Gaza, West Bank governments urged to abolish death penalty

Palestinian death row prisoners in PA military courts oftentimes don’t have opportunities to defend themselves. 

Mamoun Wazwaz MaanImages

RAMALLAH (IPS) - The execution of a Palestinian father and son by Hamas security forces in Gaza recently illustrates the sharp difference over the death penalty between Gaza and the West Bank. In the West Bank a temporary moratorium is in place.

The executions in Gaza were carried out despite pressure from Palestinian and international human rights organizations for the death penalty to be abolished.

“Although few of the West Bank sentences are carried out as Palestinian Authority (PA) President Mahmoud Abbas doesn’t sign the orders, the judicial system and sentencing procedures haven’t improved. We continue to struggle with other human rights groups to get the PA to change its laws,” Jaber Wishah from the Palestinian Center for Human Rights (PCHR) said.

The two were executed in July following their conviction on charges of treason and murder.

The man, aged 60, and his 29-year-old son had been sentenced to death by a civilian court in November 2004. An appeal against the sentence failed.

Hamas officials said the men had confessed to providing Israeli forces with intelligence which helped them track down Palestinian resistance fighters including Hamas leader Aziz Rantisi who was killed in a 2004 Israeli air strike on his car.

The Palestinian Center for Human Rights (PCHR) condemned the death sentences, saying they had been carried out without authorization from Abbas.

Correct procedures not followed

Under PA law, death sentences have to be ratified by the president under the 2001 Code of Criminal Procedures. The leader has withheld approval in recent cases, creating a de facto moratorium on capital punishment in the Israeli-occupied West Bank, where his administration still holds sway.

A political schism between Gaza’s Hamas leaders and the Fatah-affiliated PA in the West Bank following the 2007 civil war has split the Palestinian legal system, with the Hamas judiciary working independently of the judiciary in the West Bank.

The Palestinian Penal Code applying in the West Bank enables imposition of the death penalty for 17 offenses. In the Gaza Strip, the death penalty can be handed down in cases involving 15 offenses. The penal laws are normally implemented by ordinary civil courts.

PLO code allows death penalty

In addition to the current penal code, the PA also imposes the death penalty pursuant to the Palestine Liberation Organization’s Revolutionary Penal Code of 1979.

This code enables imposition of the death penalty for 42 offenses and is applied by special military and state security courts. These special courts are responsible for the vast majority of death sentences imposed by the PA.

This situation has been criticized by civil judges from the PA’s Judicial Authority.

Thuraya Alwazir, one of the PA Judicial Authority’s few female judges, expressed dissatisfaction with the military courts taking over the jurisdiction of civilian courts.

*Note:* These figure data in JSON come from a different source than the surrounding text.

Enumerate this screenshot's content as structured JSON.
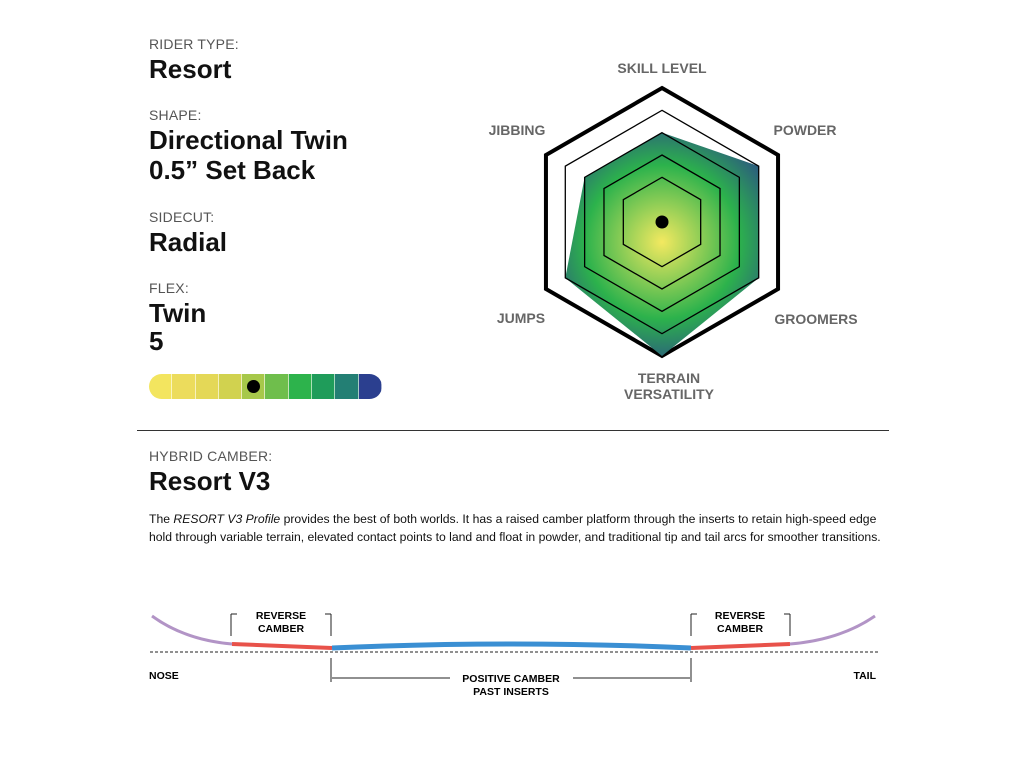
{
  "specs": {
    "rider_type": {
      "label": "RIDER TYPE:",
      "value": "Resort"
    },
    "shape": {
      "label": "SHAPE:",
      "value_line1": "Directional Twin",
      "value_line2": "0.5” Set Back"
    },
    "sidecut": {
      "label": "SIDECUT:",
      "value": "Radial"
    },
    "flex": {
      "label": "FLEX:",
      "value_line1": "Twin",
      "value_line2": "5",
      "level": 5,
      "max": 10,
      "colors": [
        "#f3e55f",
        "#ecdc5c",
        "#e4d857",
        "#d1d24f",
        "#a7c84a",
        "#6fbe4c",
        "#2db34c",
        "#1f9c5a",
        "#237f74",
        "#2b3f8f"
      ]
    }
  },
  "chart_data": {
    "type": "radar",
    "axes": [
      "SKILL LEVEL",
      "POWDER",
      "GROOMERS",
      "TERRAIN VERSATILITY",
      "JUMPS",
      "JIBBING"
    ],
    "axis_label_lines": [
      [
        "SKILL LEVEL"
      ],
      [
        "POWDER"
      ],
      [
        "GROOMERS"
      ],
      [
        "TERRAIN",
        "VERSATILITY"
      ],
      [
        "JUMPS"
      ],
      [
        "JIBBING"
      ]
    ],
    "values": [
      4,
      5,
      5,
      6,
      5,
      4
    ],
    "rings": [
      2,
      3,
      4,
      5,
      6
    ],
    "max": 6,
    "fill_colors": {
      "center": "#f3e960",
      "mid": "#2cb24c",
      "edge": "#2b3a92"
    }
  },
  "camber": {
    "label": "HYBRID CAMBER:",
    "name": "Resort V3",
    "desc_italic": "RESORT V3 Profile",
    "desc_prefix": "The ",
    "desc_rest": " provides the best of both worlds. It has a raised camber platform through the inserts to retain high-speed edge hold through variable terrain, elevated contact points to land and float in powder, and traditional tip and tail arcs for smoother transitions.",
    "diagram": {
      "reverse_camber_left": [
        "REVERSE",
        "CAMBER"
      ],
      "reverse_camber_right": [
        "REVERSE",
        "CAMBER"
      ],
      "positive_camber": [
        "POSITIVE CAMBER",
        "PAST INSERTS"
      ],
      "nose": "NOSE",
      "tail": "TAIL",
      "colors": {
        "tip": "#b294c6",
        "reverse": "#e8524a",
        "positive": "#3a8fd3"
      }
    }
  }
}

“We are not happy about this and believe that only civilian courts should have the authority to impose the death penalty. The president is aware of our concerns and the matter was being looked into. However, due to the current political situation the legislation has remained on hold,” Thuraya said.

International law flouted

According to Israeli rights group B’Tselem, the imposition of the death penalty in the Palestinian judicial system contravenes international law in several ways.

These include the broad number of offenses for which the penalty can be applied and the way these special courts deny defendants elementary rules of due process. The accused are given little opportunity to defend themselves and there is no judicial procedure to appeal the decisions of military and state security courts.

So far this year five Gazans have been executed by the Hamas authorities.

B’Tselem says that between 1995 and 2010, 89 Palestinians were sentenced to death. Eighteen executions were carried out over that period.

Two of the death sentences were commuted to prison sentences. Eight of the condemned were murdered while in PA custody. A further three were murdered after escaping from prison during Israel’s military assault on Gaza, Operation Cast Lead, in late 2008 and early 2009.

Eleven people were released from prison or managed to escape, while two people sentenced to death are missing. The rest remain on death row.

Haider Ghanem from Rafah in the southern Gaza Strip was on death row in Gaza’s central prison for a number of years. He was accused of providing Israel with information that led to the death of a number of Palestinian resistance fighters.

He managed to escape during Cast Lead. But masked Hamas gunmen abducted him from his sister’s home during the second night of his freedom.

“A group of heavily armed Hamas men forced their way into our home and took Haider away,” his sister Ighlas Ghanem said. “Several days later we were informed were we could retrieve his body. He had been severely beaten and had been shot numerous times in his legs and arms before being executed.”